Haunted Passages: Two Poems by Matt Wedlock

Tatterdemalion

She goes to the laptop on her bed and clicks away with the mouse. It turns white, then cherry cola
red, then tells herself she needs to update the template.

They read for a while, laugh at the link to Waheeda Rehman’s interview in 1996. In the corner
there’s another tool the techies might send her: small controversies worth trading in for her
creative liberties. Then they sit on the floor, in easy chair, then ottoman. Tired. Free. Breathing. An
urge surfaces—windless. A whim, really.

You’re someone who doesn’t dream. That doesn’t want to run on the sandy sand of a silver city,
painted red and strewn streets of vampire teeth and sweetmeat blood. Somewhere, you think, are
twins who have traveled from the moon in a vacuum of water and every salted thought of the
afterlife. Where fear is given importance in a belly of stone.

Cash Out

Little circles glow between greens & pastel sunflowers. Feed bags bulge and spill their contents
across our arms, around the backpacks leaning loosely against my bedpost, into our pockets. We
stifle our noses, are fed bacon grease from cooktops passed down through generations of a desert
family huddled by a cooker stand, thin rays of moonlight seep through as our grandmother times
an onion boiling tender to hit at exactly 12 minutes. She whispers: I just know.

from the past we’ll prepare a hunger
that something will guide us through emptiness, a craving
for something, as though the watch, never quite there or ever ready, could be convinced to time
the numbers wrong and reveal that we haven’t moved on yet—
because there’s an obsession lurking, maybe of a thing yellow or pink. Because we didn’t
bury it properly, it’s somewhere to be found, out there, or in my chest—
or some corner or within a stack of objects with sentimental value
all we keep
you say, matters.
but I don’t believe that

I guess we owe our parents that much after whatever tragedy held their souls between bills and
dinner and waking just to

Look you say
If no element is there
it’s a haunting—
look around the dining room table.
They too must have long ago shared some laughter
that was not bitter with wine

Some of those who waited were jumpy about light pollution between partners. Others viewed the
smaller bodies of lights as conspicuous and threatening. We could walk, clutch memory, out across
the woods, towards subdivisions, and at night we’d see no light except our own. Even when our
bodies turned away, we pushed back tears, their partners would slow down and warn them, make
a gentle steering movement with one hand, distracting and occasionally soothing, or we, too,
would turn our headlights on and suddenly be blinded by window after window, four, maybe six
feet across, taking place in darkness we were convinced was invisible, a shining.

Or rather, lights that we had put there, shining not from brightness but from proximity, reflections
across a screen at us, warning us of our nearness, mocking us in some way.
Can’t see you.
That mocking undertone all velvet sponge.
Inattentive, you.
Next house, and it has survived as darkness and, nonetheless, has not turned to drive a stalk of
grass through our or its heart.

You must know where you are to see this place, from this height, or from this angle, but you have
seen enough. You have had enough, you understand. Sort of.

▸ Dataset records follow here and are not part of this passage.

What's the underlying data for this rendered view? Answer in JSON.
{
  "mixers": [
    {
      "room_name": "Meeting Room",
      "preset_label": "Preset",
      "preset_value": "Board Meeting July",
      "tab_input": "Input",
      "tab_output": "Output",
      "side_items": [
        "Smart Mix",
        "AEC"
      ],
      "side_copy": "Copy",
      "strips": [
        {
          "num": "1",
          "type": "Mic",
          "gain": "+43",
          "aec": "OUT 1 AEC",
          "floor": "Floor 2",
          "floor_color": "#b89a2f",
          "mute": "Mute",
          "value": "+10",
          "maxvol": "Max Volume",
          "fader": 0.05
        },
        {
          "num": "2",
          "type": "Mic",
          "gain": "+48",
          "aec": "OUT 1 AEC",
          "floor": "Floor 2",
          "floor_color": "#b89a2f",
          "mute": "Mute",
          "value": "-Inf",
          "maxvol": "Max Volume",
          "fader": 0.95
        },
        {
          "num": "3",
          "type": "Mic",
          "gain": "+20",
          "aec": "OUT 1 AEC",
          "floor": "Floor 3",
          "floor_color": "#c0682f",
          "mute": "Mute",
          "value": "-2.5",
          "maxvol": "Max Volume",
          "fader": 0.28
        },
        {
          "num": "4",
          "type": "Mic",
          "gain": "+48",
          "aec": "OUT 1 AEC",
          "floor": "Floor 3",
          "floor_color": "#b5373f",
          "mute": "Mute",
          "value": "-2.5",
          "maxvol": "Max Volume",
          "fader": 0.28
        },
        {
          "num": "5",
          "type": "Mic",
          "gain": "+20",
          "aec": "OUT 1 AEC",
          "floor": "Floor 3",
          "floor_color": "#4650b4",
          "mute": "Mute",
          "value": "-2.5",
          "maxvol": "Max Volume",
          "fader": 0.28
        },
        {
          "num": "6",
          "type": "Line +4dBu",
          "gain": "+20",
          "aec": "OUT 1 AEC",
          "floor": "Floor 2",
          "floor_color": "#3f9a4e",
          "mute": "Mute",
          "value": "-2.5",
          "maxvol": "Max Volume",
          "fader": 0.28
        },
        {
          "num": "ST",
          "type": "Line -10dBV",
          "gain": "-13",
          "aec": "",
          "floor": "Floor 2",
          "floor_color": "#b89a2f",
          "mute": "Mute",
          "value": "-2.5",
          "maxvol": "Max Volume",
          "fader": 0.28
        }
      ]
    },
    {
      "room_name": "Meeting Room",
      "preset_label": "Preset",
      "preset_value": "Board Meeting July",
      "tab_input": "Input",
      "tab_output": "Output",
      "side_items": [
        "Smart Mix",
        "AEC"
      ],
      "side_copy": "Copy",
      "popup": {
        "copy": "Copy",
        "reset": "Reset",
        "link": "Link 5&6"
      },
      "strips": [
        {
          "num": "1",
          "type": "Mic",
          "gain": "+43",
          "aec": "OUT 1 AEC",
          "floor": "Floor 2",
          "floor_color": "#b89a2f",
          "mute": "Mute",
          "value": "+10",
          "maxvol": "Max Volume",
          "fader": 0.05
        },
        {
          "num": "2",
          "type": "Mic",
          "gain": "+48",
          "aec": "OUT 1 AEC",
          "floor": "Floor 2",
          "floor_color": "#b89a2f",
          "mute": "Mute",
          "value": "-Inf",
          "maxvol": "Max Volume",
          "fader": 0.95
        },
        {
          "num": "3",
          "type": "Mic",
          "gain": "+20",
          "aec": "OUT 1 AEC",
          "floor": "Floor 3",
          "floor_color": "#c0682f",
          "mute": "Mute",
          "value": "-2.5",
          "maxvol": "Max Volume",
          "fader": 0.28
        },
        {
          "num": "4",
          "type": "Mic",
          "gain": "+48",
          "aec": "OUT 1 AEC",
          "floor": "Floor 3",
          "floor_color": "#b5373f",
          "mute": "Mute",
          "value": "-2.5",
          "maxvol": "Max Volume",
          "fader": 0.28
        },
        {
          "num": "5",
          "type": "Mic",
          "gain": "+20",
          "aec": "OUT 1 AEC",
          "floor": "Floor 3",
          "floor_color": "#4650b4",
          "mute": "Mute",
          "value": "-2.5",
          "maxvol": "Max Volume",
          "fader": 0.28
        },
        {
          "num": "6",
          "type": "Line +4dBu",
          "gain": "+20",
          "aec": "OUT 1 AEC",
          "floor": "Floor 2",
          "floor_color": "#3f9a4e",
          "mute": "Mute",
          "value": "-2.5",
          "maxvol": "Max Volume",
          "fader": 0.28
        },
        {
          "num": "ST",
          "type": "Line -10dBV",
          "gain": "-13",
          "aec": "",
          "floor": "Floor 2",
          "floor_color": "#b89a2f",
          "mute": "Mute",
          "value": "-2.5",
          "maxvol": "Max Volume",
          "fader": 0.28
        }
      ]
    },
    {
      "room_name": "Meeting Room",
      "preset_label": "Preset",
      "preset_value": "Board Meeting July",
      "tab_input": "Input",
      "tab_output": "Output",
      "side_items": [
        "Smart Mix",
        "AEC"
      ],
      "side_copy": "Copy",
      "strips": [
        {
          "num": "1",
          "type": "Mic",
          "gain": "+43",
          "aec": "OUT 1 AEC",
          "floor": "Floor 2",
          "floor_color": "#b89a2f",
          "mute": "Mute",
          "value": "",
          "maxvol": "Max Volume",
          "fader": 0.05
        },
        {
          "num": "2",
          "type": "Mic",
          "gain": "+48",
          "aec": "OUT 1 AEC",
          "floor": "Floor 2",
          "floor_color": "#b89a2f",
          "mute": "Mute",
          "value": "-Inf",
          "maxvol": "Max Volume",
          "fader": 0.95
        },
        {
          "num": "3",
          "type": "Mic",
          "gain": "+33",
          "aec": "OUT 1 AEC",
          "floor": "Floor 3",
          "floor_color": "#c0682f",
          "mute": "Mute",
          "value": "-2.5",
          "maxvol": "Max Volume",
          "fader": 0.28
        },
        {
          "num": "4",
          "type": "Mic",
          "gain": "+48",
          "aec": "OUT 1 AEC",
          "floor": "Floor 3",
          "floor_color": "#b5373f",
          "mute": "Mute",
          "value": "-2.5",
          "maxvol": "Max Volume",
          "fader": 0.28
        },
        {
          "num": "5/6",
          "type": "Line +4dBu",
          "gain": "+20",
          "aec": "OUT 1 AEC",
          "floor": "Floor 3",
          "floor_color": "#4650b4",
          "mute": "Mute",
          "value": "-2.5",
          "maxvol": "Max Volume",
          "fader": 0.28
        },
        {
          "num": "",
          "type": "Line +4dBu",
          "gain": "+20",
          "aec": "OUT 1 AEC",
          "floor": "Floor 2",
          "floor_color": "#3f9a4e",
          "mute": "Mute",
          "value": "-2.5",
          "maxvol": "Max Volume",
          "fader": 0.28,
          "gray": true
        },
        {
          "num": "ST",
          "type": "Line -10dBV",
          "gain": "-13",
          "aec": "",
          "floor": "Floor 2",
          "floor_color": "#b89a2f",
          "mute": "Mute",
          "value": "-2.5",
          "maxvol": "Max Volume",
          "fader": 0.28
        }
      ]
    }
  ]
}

A luminescent bird-catcher tangles with the branches overhead. Light zigzags and loops. It’s
something old, stable: the throat of an owl. You were nothing until now, but you are as nothing in
now and in nowness and not needing the owl’s hoot which beckons you. Instead you burn the song
and the throat and the lungs and even the air that made this all possible.

At your feet are two pies and it’s understood that you’ll get to your knees. Their soggy shape
reveals lack of interest, the pies are what appear to be an otherwise fruitless effort at food.
Ghosts.
Perhaps a bear leans down: the words are bemused and lovely grunts and not at all related to
violence. If you still don’t like the beast’s gaping maw, and she still butters you, and bathes your
face in the now falling snow with a kiss that might as well kill you. Then you might just be ready.

The window opens up while everything is painted blue around it. This sets the scene for what you
come to expect of the house.

you dreamscape a death birth—

congratulate yourself
on acting like a real grownup.

the long face of the mantis looks no different from
your boredom.
It is gorgeous, as human beings are grotesque. Look
down at
your fingertips as you contemplate the wrinkling skin of
your third and fourth fingers. Consider
the vein that runs
through your skull, just as it is about to burst with pulsing.

this love handles you. And later you test your pulse under the dinner table.
your perspiration—
the dark whisper of your urine stream in the thick air between
you and the mud
you’re wriggling
into
as you try to crawl out of
your neighbor’s garden.

Wash your face. Take a little red lipstick that must be almost full off the floor and clean it with the
water at the sink. Scoop some of this red planet debris into the burgundy tray by the sink. Put a
drop of your favorite perfume on it.

Forget it, let it be accidental.

Matt Wedlock is father to Shae River, partner to Kristen Wedlock, adjunct professor, grocery store clerk, and is a graduate of Naropa’s Jack Kerouac School of (Dis)embodied Poetics 2012.